The screen offers 5.5-inches of AMOLED goodness, with a resolution of 2560×1440, and there’s also a 13MP (f/1.8 aperture) rear camera with laser autofocus and 5MP front camera (each with its own flash) to play with. Missing from the party is a 3.5mm audio jack, which has been replaced by an awkward, dangly USB-C adapter for those of us who still prefer wired headphones.

Software-wise you’re looking at Android 6.0.1 Marshmallow at shipping, but the Nougat update has already been announced and is currently rolling out at the time this review was being written. There’s very little bloatware to deal with on the Moto Z, and the device features gesture control for camera access (a twist of the wrist brings up the required point-and-shoot functionality) and the flashlight (chop-chop twice). You can also wave your hand over the screen to see the time and notifications displayed for a few seconds without having to actually touch the device, which is honestly quite handy. A front-mounted fingerprint reader rounds out the list of ease-of-use features.
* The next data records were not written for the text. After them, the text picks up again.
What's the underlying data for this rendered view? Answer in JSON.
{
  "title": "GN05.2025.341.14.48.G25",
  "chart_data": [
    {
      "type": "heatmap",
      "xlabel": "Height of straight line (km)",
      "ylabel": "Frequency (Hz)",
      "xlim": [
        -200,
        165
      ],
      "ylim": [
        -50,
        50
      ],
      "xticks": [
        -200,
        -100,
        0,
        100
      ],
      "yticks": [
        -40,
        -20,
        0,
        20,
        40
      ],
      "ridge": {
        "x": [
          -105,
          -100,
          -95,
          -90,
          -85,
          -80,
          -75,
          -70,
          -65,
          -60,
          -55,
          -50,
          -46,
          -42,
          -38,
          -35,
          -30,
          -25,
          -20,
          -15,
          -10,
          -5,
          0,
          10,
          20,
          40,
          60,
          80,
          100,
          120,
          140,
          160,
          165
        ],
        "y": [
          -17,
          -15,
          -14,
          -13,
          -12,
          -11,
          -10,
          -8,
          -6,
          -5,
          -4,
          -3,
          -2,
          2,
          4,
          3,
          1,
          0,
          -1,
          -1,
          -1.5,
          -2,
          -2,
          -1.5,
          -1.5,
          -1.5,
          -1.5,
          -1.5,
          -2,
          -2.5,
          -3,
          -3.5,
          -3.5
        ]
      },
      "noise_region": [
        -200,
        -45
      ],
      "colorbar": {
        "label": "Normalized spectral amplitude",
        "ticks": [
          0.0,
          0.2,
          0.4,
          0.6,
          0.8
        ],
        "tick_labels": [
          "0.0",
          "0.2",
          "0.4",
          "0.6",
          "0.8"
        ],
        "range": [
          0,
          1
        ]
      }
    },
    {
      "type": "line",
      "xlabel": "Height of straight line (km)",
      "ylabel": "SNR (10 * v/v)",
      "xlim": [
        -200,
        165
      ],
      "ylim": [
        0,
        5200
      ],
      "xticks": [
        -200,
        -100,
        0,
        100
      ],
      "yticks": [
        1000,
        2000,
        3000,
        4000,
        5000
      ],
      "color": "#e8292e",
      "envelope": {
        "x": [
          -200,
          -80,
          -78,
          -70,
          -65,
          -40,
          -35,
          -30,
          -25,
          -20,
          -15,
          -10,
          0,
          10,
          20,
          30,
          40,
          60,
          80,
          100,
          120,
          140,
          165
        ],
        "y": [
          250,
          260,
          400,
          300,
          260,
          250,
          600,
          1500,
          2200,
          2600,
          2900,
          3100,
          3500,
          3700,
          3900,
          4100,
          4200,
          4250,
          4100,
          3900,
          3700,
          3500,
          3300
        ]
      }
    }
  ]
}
Curious about Moto Mods, but don’t want to shell out the roughly $600 USD ($900 CAD) for the Moto Z? Consider the more affordable Moto Z Play, which retails for $150 USD less ($250 CAD less). The Z Play is also one of those rare instances where stepping back from the flagship model actually nets you some pretty sweet benefits.

Chiefly among them is a much bigger battery. The 3,500 mAh power pack offered inside the Z Play is made possible by the phone’s considerably less-svelte profile, which measures almost 2 mm thicker than the Moto Z. As a result the phone feels more substantial in your hand, and its silver metal frame is more prominent than the thinner, grayish-borders of the Z. There’s the same camera bulge on the back, however, and a more noticeable set of pins for connecting Moto Mods (which themselves stick out that much more as a result of the chunkier phone).
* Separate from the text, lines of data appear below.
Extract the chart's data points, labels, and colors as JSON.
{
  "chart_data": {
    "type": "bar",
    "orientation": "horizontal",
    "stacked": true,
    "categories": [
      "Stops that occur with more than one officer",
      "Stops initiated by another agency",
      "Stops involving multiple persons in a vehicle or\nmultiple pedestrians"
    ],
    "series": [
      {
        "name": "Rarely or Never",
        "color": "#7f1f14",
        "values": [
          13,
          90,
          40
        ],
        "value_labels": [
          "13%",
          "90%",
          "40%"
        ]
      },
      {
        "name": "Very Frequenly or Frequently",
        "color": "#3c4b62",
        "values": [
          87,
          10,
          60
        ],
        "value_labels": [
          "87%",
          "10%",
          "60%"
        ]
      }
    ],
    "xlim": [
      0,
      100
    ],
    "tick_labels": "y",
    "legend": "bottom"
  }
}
That battery, though. You’re looking at 50 hours of advertised stand-by, combined with much longer heavy use compared to the Moto Z are a product of the Z Play’s bigger tank and more modest processor. The mid-range Snapdragon 625 CPU (paired with 3 GB of RAM) doesn’t drain the phone’s reserves nearly as quickly as the 820, which means slower gaming but more of everything else. It’s a trade-off, really, for a phone that also swaps in a 3.5 mm audio jack (again, due to the thicker body), a 16 MP camera that has a f/2.0 aperture rating that is less generous in low light situations (with no optical image stabilization), and a screen that maxes out at 1080p.

If you’ve shopped around, then you know that the Moto Z Play, while cheaper than the Z, isn’t the best deal if cost is an important factor. The Motorola G4 Plus and the OnePlus 3 each provide fancier specs for considerably less money. What they don’t have, however, is access to the Moto Mod family, so it’s likely that your decision will hinge on whether you’re looking for the least expensive entry point into that world.

The Moto Z flagship is another story, as it has the horsepower, the style, and the pricing to hang with the big boys on the block. Throw in the Moto Mods and you’ve got a competitive phone that also has access to a still-developing spectrum of fun and useful accessories, gear that Lenovo has pledged will remain compatible with the next generation Moto Z as well. If you plan on keeping your phone for the next few years, and are intrigued by the promise of Moto Mods, the Z is definitely worth a hard look. Even if the Mods aren’t your thing, this incredibly thin phone might be the right fit for your ultra-mobile lifestyle.